Vous savez, le discours salafiste ne m'étonne pas. Il y a toujours un conflit entre l'extrémisme et l'art. Ce sont deux choses qui ne marchent pas ensemble. L'Europe a connu cela aussi. La littérature présente une vision du monde très tolérante, qui ne juge pas les autres ; elle pose des questionnements et tente de comprendre les sociétés. L'extrémisme, c'est le contraire ; il est dans le jugement permanent et classifie les gens. Les extrémistes pensent qu'ils sont détenteurs de la vérité absolue et prétendent détenir des réponses définitives. Si vous avez le goût littéraire, vous ne serez jamais extrémiste et le contraire est juste aussi.

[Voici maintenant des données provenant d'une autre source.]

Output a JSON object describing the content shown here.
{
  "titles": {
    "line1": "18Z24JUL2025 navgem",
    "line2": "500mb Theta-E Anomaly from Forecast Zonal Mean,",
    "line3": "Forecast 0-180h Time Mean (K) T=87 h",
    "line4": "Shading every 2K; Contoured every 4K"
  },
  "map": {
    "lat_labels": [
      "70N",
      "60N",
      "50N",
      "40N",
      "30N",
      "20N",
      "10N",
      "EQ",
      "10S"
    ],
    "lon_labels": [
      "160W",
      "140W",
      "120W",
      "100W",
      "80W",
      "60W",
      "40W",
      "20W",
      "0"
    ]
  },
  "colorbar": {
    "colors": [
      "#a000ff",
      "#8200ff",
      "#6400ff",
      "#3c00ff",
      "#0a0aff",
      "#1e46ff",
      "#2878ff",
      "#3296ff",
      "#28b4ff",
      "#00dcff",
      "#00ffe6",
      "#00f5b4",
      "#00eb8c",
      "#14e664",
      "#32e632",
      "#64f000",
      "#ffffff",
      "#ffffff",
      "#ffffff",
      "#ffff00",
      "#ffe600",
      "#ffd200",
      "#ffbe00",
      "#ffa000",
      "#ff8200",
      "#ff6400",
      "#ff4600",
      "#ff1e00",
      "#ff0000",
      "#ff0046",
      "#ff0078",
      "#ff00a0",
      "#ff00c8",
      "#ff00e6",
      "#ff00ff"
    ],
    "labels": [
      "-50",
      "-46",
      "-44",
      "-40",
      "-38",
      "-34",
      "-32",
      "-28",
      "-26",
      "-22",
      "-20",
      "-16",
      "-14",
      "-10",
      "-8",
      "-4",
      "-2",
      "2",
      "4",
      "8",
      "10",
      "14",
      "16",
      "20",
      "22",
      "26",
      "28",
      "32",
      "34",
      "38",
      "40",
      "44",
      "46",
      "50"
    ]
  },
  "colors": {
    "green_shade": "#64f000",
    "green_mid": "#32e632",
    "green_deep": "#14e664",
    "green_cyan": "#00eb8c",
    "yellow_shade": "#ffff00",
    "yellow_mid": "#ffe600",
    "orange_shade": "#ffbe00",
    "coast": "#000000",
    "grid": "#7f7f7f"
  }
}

-Cela ne vous fait pas peur ?
Il n y a pas de risque, mais plutôt un combat à mener et je suis déterminé à le porter. On doit défendre la liberté d'expression, qui n'est jamais un cadeau. C'est vrai que je fait l'objet d'un lynchage médiatique de la part des extrémistes, mais ce sont les hommes de main du pouvoir qui sont venus me menacer devant mon cabinet. Les salafistes sont un corps étranger à l'Egypte. Ils s'attaquent à des éléments qui structurent la société égyptienne. La musique et le cinéma sont des éléments essentiels de la culture égyptienne. Les salafistes défendent une conception de la religion importée d'Arabie Saoudite. Ils interprètent le désert. Ce qui est le contraire de notre interprétation de la religion qui est faite par Mohamed Abdou. Toutes les interprétations faites par Mohamed Abdou sont l'exact contraire de la vision salafiste de la religion ; il était pour la liberté de la femme, la liberté de création, la démocratie. Il disait déjà, en 1899, que la burqa n'a rien avoir avec la religion, que c'est une habitude qui vient du désert et que l'islam n'a jamais dit qu'il fallait cacher le visage de la femme.L'interprétation wahhabite de la religion, qui est très fermée, est soutenue par l'argent du pétrole et toutes ces chaînes de télévision.
-Comment avez-vous vécu le 25 janvier 2011 et la chute de Moubarak, vous qui militez contre le régime depuis des années ?
C'était un grand moment de ma vie, un moment unique. On ne fait pas de révolution chaque matin. C'est une chance de vivre des moments pareils, des moments où j'ai appris énormément de choses sur mon peuple. J'écris souvent le mot «peuple» dans mes romans et dans mes livres, mais c'était la première fois que je sentais ce que veut dire le mot peuple. Vivre avec deux millions de personnes sur la place Tahrir avec ce sentiment d'être une seule famille est extraordinaire. J'ai été inspiré pour écrire des livres et des livres ; j'espère avoir le temps pour le faire.
-La révolution égyptienne sera-t-elle le futur roman de Aswany ?
Je travaille sur un roman sur l'Egypte des années quarante depuis trois ans, mais j'ai arrêté d'écrire durant la révolution. Il est clair que la révolution sera présente dans mes prochains romans.